For our example, we’ll hit the /venues/explore/ endpoint. This endpoint takes a lat/long value and returns a list of suggested venues to try. If you are authenticated, it can give you personalized info about why those venues were suggested (like if your friends went there and liked it). If you go to this page, you can get a url for that endpoint along with an oauth token added for you automatically.
Hitting the endpoint in Runscope
Next we’ll copy and paste the Foursquare API url into Runscope. You can create this request in a default bucket or make a new one specifically for this test. Just hit the “New Request” button and paste the url in. Hit the “Launch Request” button to have Runscope make the API request on your behalf and save all of the data for you to compare later. If all goes well, you should see the response appear below the “Launch Request” button. Next, we’ll edit the request so that the format matches the API before the big change on 6/9/12. Foursquare uses a pretty awesome convention for API versioning that uses dates for versions. To edit the response, simply hit the pencil icon on the upper right part of the response. You’ll be taken to the response editor. From there, change the “v” parameter to 20120608 (my 29th birthday!). Hit “Launch Request” again and Runscope will fetch the response from Foursquare for a client that’s using a really old version of the API. After a short wait you should see another response appear. You can either hit the “Compare to Original” button or go to the “All Traffic” section to pick two requests to compare.

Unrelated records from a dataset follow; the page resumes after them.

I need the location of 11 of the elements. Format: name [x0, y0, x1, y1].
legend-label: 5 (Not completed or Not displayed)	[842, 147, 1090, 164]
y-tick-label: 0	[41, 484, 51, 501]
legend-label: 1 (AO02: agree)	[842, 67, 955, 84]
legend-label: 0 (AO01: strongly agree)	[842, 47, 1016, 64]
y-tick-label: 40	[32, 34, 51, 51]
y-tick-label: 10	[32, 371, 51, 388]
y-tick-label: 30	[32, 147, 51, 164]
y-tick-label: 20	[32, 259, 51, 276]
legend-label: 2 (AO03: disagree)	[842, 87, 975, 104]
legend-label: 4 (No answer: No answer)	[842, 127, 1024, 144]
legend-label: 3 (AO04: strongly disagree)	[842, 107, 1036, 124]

Comparing two versions of the same request
Finally we’re at the meat and potatoes of this post! Let’s explore the difference that two years can make to an API endpoint. (For all of these screenshots, the older version is on the left) The first thing to notice is that Foursquare is really polite about their deprecation warnings. I wonder how standard their meta dictionary with an error message is. I suppose it works well if you have humans reading your API (as we are now) but I’m going to assume most clients do not care about the meta error being shown in this deprecated API call. I wonder if there’s an HTTP status code for “OK now but will be deprecated soon.” Another thing to notice is that there is a new “reasons” dictionary for each venue suggestion that lists friends that have gone to that venue. It looks like this dictionary didn’t exist before the 6/9/12 API update but probably exists in the older version of the API for compatibility reasons. The tips section also seems to have gotten less info about the user giving the tip. I’m not sure if this is for privacy reasons or something else. Another thing I noticed was that the older version included a tip that I created myself while the newer version removed it (probably because the authenticated user isn’t interested in their own tips when exploring). Finally there’s the terrible implementation of icon images for categories that Foursquare provides. The old format had a prefix, file format and an array of possible sizes for the icon. You’d have to piece the three together like the silver monkey statue to get an icon for your app. The newer version did away with the list of sizes (now you just need to choose a size from 32, 44, 64, and 88).
As you can see, Runscope makes it really easy to compare the differences between API versions. Hopefully all of your API version migrations will be smooth and come with months of warning, but in case they don’t, Runscope can be a pretty handy tool to get a handle on what’s changed. If you have any questions or comments on this or other tools to ease the pain of API version migration, please let me know by posting a comment!